15. The method of claim 10, wherein the phage and/or immunogenic agent has activity against:

a) a bacterium associated with a disease in a terrestrial animal and/or a terrestrial plant;

b) a pathogen implicated in the aetiology of infectious bovine keratoconjunctivitis; and/or

c) one or more of Moraxella bovis; Moraxella catarrhalis; Moraxella bovoculi; Mycoplasma spp; Xanthomonas campestris; Ralstonia solanacearum; Xylella fastidiosa; Pseudomonas savastanoi; and Pseudomonas syringae.

16. The method of claim 10, wherein the terrestrial animal is a bovine or equine animal.

17. The method of claim 10, wherein the terrestrial plant is a banana plant, an olive tree, or a kiwi fruit plant.

18. The method of claim 10, wherein the phage and/or immunogenic agent is transferred to the integument of the terrestrial animal.

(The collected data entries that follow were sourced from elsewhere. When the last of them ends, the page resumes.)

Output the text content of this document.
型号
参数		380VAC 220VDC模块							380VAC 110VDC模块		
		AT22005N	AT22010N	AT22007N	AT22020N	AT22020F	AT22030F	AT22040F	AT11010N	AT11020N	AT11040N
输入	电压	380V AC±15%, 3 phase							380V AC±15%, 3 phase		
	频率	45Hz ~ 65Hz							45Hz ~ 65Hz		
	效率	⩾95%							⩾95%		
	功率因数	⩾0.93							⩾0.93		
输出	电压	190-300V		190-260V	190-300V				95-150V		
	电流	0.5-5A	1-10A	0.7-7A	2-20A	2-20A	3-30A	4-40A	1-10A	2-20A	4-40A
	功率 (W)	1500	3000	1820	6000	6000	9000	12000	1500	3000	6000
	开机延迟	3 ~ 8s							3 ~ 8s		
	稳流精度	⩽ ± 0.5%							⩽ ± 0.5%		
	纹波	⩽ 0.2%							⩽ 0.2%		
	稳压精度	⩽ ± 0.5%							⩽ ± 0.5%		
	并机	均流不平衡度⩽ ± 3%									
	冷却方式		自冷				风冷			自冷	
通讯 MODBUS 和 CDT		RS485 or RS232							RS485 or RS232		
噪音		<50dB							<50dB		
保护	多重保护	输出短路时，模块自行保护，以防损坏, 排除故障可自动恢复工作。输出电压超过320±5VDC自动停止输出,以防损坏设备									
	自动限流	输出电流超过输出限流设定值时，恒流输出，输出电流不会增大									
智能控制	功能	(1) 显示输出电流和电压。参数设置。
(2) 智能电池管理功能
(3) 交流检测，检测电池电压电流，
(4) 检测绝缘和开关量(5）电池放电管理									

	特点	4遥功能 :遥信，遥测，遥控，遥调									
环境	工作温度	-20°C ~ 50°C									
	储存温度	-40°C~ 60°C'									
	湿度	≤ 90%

19. A kit for the treatment or prevention of a bacterial disease in a terrestrial plant or animal, comprising:

(i) a phage and/or immunogenic agent; and

(ii) a flying insect attractant selected from one or more of: faecal matter, a pheromone, a volatile agent, an odorous material, a material that can reflect or emit light within the visible electromagnetic spectrum, a material that can reflect or emit electromagnetic radiation outside the visible spectrum, a resting place to which flying insects are innately attracted, and a flying insect nutrient source.

20. The kit of claim 19, wherein the flying insect attractant is bovine faecal matter.